この名古屋場所は旭大星と水戸龍の互助会三役の2人が10勝4敗で並び、優勝争いを展開。しかし、千秋楽は水戸龍が豊昇龍の外掛けにコロリ、
旭大星も勝ち越しの懸かった大翔丸の押しに力なく土俵を割り、優勝決定は6人によるトーナメント戦にもつれ込む。そして奇跡は生まれるのである。
くじ引きの結果、水戸龍・千代ノ皇・旭大星の互助会員3人が東方に回り、対戦相手はみな立浪部屋の力士に。

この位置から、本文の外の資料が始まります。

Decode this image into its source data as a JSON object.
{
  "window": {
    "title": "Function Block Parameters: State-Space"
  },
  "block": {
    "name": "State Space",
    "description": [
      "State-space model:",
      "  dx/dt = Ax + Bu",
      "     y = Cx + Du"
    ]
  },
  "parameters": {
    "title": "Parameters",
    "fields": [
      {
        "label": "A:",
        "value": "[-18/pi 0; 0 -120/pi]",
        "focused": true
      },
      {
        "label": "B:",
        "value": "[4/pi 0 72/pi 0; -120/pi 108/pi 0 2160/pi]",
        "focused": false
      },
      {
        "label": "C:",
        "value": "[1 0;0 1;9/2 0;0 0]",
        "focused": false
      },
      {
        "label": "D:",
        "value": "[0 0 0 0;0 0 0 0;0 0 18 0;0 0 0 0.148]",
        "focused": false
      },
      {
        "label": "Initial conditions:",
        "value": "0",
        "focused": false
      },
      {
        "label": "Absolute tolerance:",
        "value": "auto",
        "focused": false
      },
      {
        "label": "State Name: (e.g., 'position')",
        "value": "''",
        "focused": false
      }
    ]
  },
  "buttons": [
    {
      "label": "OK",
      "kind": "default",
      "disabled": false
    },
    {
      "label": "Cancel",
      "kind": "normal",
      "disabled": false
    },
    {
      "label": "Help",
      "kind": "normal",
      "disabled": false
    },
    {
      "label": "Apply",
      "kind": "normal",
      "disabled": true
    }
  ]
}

「空気を読む」とはよく言ったものだ。東方互助会力士団は次々と敗退し、西方立浪軍団による同部屋巴戦とゆう超絶漫画展開を演出。8月2日の千秋楽の日に、十両はまさに祭りとなった。

 秋場所では、翔猿が新入幕で大活躍。さらに、会長も2年ぶりに幕内に返り咲き張りきっていたが、2日目の相撲でアキレス腱断裂の大怪我。
連続休場なら幕下陥落の危機だったが、強行出場した九州場所で8勝7敗と勝ち越し、ファンも胸を撫で下ろしたことだろう。
この間には、丸20年なかった15戦全敗が王輝、富士東と2場所連続出たり、部屋のコロナクラスターによるロックダウンで東龍と富士東が全休で翌場所番付据置など、静寂の土俵では記録も異例続きだった。

 今年は、夏場所の中止もあったが、年6場所制以降最少となる年間新十両が3人だけ。
そのかわりに、のべ18人の再十両があり、照ノ富士、千代鳳、北磻磨、常幸龍、宇良といった、大怪我や長期低迷からの感動的なカムバックが特にたくさん生まれた。
そして新年には、我らが二代目ネ申が、史上4番目のインターバルとなる28場所ぶりの幕内に狂い咲く。世の中は明けない夜でも、より多くの力士の日がまた昇る土俵のよき流れは、2021年も絶やさず続いてほしい。